Les autorités militaires ont également envoyé aux membres des Forces armées canadiennes des «smart cards» Twitter et Fabecook qui fournissent des instructions visuelles sur la façon de régler les paramètres de confidentialité et de sécurité. en résumé, voici encore une fois ce que disent ces cartes:

  • Si vous recevez une demande d’amitié sur le site d’un média social de quelqu’un que vous ne connaissez pas, n’acceptez pas la demande de cette personne, disent les «smart cards» envoyés au personnel par les autorités.
  • Si vos enfants ont accès au site de médias sociaux, passer par leur liste de contacts avec vos enfants et supprimer tous les contacts qu’ils ne connaissent pas personnellement.
  • Réglez vos paramètres de confidentialité/sécurité afin que seuls vos amis puissent vos photos/calendrier, etc. Répétez cette procédure avec les membres de la famille (frères et sœurs âgées/parents/enfants, etc.) qui ne sont pas familiers avec les paramètres de sécurité ou de confidentialité.
  • Supprimez toute référence à votre emploi avec le Ministère de la Défense nationale et/ ou des Forces armées canadiennes de tous les sites de médias sociaux, notamment de photographies de militaires en uniforme.
  • Si, après toutes les étapes ci-dessus sont prises et vous continuez à recevoir des «demandes d’amitié» de personnes que vous ne connaissez pas personnellement ou de personnages suspects, avisez le plus proche détachement de la police militaire.

Même les cadets

Même s’il peut sembler inimaginable que des partisans du djihad s’en prennent à de jeunes cadets,  là aussi, des mesures de sécurité ont été prises.

Les responsables de l’organisation ont eux aussi fait parvenir aux membres du Corps des Cadets des recommandations semblables aux directives reçus par les militaires, leur demandant  d’enlever leurs photos personnelles en uniforme sur les pages d’accueil de leurs sites et de limiter l’accès de ceux-ci aux amis.

Il  leur est  aussi recommandé de désactiver la géolocalisation de leurs appareils électroniques (smartphones).

En outre, malgré toutes ces précautions, les activités des cadets ont  tout de même été suspendus tout le week -end.

L’Unité canadienne de contre espionnage

Quant aux gars de l’Unité de contre-espionnage des Forces canadiennes qui ont envoyé la directive aux militaires, ils ne sont des rigolos: responsables de fournir des services de renseignement de sécurité et de contre-espionnage à l’appui des Forces armées canadiennes et du ministère de la défense en temps de paix, de crise ou de guerre, la mission des membres de cette unité est d’identifier, d’enquêter et de contrer les menaces à la sécurité, l’espionnage, le sabotage, la subversion, le terrorisme et l’extrémisme.
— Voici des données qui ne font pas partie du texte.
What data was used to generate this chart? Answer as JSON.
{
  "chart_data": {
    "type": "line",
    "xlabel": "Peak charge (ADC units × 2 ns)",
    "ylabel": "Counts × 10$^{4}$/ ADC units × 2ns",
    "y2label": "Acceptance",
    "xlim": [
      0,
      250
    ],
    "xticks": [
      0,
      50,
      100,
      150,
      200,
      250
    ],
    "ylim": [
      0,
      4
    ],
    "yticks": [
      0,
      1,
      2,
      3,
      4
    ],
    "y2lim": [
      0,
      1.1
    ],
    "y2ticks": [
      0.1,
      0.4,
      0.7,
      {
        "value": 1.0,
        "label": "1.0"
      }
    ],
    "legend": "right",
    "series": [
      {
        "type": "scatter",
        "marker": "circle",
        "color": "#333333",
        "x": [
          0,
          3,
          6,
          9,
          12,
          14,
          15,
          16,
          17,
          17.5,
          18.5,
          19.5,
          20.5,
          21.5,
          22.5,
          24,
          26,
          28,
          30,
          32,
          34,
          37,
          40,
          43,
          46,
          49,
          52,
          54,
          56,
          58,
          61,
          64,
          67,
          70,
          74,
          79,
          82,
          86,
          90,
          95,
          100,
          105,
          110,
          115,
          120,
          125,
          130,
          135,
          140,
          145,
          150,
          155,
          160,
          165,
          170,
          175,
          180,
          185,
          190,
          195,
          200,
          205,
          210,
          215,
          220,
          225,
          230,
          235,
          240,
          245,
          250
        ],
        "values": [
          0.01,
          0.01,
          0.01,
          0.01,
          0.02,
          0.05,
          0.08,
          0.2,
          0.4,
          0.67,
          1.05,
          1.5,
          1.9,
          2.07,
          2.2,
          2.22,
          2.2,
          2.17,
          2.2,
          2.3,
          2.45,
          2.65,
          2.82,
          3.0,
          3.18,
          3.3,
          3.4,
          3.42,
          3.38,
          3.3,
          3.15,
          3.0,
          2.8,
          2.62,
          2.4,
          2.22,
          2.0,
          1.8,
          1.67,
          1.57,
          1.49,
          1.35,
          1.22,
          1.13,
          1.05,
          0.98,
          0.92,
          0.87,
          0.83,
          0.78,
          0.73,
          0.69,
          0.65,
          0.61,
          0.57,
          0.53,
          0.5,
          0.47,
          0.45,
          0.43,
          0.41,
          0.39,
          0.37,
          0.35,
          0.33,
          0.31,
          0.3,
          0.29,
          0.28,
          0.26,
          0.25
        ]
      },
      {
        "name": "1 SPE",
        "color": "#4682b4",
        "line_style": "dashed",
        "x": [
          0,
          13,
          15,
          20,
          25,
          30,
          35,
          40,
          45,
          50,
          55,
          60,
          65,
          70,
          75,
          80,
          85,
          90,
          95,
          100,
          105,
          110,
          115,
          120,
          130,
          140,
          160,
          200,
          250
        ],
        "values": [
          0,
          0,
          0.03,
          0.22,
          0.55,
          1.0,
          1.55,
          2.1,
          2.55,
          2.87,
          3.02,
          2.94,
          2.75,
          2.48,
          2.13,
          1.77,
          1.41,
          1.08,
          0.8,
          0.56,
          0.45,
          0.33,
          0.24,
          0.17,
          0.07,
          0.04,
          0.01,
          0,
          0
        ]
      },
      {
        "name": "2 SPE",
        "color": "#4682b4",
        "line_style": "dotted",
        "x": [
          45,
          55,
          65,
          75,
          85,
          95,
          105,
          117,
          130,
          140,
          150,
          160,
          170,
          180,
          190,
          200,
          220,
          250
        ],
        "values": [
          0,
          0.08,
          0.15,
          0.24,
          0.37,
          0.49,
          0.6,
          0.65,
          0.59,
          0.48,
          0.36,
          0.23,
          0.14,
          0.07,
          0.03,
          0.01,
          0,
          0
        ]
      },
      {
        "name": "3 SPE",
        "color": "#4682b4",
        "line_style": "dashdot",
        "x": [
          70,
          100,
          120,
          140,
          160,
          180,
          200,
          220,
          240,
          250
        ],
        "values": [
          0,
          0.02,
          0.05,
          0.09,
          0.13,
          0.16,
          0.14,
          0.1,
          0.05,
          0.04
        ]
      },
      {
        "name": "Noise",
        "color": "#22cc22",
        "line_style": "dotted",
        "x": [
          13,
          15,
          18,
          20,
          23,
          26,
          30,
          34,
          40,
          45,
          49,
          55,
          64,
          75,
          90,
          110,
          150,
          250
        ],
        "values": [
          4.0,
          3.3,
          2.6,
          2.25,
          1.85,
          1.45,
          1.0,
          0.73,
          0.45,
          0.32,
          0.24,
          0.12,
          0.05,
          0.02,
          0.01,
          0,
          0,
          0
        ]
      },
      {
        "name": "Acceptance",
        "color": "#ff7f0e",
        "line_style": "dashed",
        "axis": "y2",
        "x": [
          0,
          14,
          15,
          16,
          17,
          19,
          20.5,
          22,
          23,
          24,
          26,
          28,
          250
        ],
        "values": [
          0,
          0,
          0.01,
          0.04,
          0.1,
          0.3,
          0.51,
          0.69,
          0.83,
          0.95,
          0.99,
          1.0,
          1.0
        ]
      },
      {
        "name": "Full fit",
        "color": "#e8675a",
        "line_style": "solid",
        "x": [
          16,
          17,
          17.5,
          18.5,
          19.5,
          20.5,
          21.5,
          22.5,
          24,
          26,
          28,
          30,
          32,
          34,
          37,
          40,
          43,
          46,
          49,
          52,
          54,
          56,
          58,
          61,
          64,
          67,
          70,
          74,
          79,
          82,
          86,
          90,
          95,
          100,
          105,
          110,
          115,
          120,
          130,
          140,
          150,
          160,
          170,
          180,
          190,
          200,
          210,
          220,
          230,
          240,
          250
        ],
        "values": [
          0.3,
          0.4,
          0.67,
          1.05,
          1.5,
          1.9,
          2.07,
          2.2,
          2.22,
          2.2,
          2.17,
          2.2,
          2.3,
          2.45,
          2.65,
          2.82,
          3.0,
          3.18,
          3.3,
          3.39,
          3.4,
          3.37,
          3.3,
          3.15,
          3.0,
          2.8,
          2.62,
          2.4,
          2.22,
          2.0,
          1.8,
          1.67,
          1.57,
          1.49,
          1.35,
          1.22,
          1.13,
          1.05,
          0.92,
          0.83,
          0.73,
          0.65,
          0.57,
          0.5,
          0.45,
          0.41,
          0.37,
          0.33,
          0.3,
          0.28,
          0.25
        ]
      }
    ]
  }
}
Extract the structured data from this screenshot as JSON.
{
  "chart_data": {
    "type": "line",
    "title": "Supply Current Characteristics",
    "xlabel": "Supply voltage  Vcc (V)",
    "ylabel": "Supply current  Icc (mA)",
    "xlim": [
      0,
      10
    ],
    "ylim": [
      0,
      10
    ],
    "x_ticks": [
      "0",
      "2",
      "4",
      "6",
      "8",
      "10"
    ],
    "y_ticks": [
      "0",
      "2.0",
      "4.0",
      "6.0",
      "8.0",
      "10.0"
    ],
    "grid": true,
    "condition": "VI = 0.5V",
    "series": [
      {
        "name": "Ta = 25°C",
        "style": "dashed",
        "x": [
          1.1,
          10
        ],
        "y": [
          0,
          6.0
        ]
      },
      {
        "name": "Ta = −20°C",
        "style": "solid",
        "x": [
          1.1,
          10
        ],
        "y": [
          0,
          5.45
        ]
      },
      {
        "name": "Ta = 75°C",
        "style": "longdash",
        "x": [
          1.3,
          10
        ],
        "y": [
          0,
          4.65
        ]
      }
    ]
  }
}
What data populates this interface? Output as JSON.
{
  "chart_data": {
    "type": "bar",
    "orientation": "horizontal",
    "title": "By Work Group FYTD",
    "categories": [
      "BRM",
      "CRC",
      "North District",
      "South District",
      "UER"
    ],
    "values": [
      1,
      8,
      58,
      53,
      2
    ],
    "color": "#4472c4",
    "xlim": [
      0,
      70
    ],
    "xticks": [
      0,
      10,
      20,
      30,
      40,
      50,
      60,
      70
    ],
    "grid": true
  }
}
L’Unité de contre-espionnage des Forces canadiennes comprend à la fois des policiers et police et des officiers du renseignement militaires et assure la liaison souvent avec le Service canadien du renseignement de sécurité (SCRS), la Gendarmerie royale du Canada (GRC) et les responsables du renseignement des services de police provinciaux et municipaux lors de la cueillette et du partage d’informations.

Aujourd’hui plus que jamais, avec les médias sociaux «Tittle tattle lost the battle»!